Император хмурится. Пьет вино. Женщина пристально наблюдает за ним, хотя выглядит совершенно спокойной.
— Он это заслужил, Алиана. В битвах против бассанидов и маджритов.
— Он заслужил подобающие почести. Стилиана Далейна не была для него подходящей наградой, дорогой. Далейны и так тебя ненавидят.
— Не могу себе представить, почему, — шепчет он, потом прибавляет: — Леонт был мечтой всех женщин Империи.
— Всех женщин, кроме двух, — тихо произнесла она. — Той, которая сейчас с тобой, и той, которую заставили выйти за него замуж.
— Тогда мне остается лишь предоставить ему изменить ее мнение.
— Или наблюдать, как она изменит его самого?
Он качает головой.
— Я полагаю, что Леонт тоже знает, как проводить подобные осады. И он застрахован от предательства. Тому порукой он сам и его образ Джада.
Она открывает рот, чтобы прибавить что-то еще, но молчит. Но он замечает и улыбается.
— Я знаю, — шепчет он. — Заплатить солдатам. Отложить строительство святилища.
— Среди всего прочего, — соглашается она. — Но что понимает женщина во всех этих великих делах?

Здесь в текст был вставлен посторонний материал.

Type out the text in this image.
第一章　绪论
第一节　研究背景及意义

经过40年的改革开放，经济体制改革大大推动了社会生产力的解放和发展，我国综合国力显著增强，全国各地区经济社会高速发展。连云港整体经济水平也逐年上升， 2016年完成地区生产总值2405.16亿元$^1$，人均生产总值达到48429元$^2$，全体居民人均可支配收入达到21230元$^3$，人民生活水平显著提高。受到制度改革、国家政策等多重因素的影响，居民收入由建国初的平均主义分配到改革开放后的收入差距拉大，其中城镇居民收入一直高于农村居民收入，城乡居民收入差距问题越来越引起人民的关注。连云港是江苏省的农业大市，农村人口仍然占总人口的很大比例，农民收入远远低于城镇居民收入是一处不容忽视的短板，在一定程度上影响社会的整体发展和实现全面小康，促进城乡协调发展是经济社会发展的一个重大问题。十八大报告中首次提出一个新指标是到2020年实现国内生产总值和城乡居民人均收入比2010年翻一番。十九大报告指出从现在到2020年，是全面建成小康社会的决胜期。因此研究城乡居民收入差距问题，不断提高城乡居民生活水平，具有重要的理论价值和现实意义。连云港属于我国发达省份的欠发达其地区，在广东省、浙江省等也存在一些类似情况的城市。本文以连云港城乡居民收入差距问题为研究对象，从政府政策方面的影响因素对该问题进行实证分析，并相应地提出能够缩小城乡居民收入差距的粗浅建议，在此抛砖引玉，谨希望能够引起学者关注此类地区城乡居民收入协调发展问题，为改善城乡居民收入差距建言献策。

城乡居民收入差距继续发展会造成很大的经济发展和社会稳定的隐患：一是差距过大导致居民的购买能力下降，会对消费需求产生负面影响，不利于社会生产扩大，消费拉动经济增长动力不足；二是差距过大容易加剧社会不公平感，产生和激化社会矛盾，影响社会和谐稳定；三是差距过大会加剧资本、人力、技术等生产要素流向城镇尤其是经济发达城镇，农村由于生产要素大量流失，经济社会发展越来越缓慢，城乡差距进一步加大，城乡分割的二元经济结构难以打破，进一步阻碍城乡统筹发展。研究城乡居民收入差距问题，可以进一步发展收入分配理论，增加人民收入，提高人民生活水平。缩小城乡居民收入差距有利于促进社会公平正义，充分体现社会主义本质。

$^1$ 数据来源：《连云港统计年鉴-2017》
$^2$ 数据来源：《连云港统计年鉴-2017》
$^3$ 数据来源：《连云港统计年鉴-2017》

— Вот именно, — с нажимом отвечает он. — Занимайся своей благотворительностью и предрассветными молитвами.
Они оба смеются. Императрица славится своей привычкой поздно вставать. Воцаряется молчание. Он приканчивает свое вино. Она плавно встает, берет его чашу, снова наполняет ее и возвращается к нему. Подает ему чашу и садится рядом. Он кладет руку на ее ступню в домашней туфельке, стоящую на подушке рядом с ним. Они некоторое время смотрят в огонь.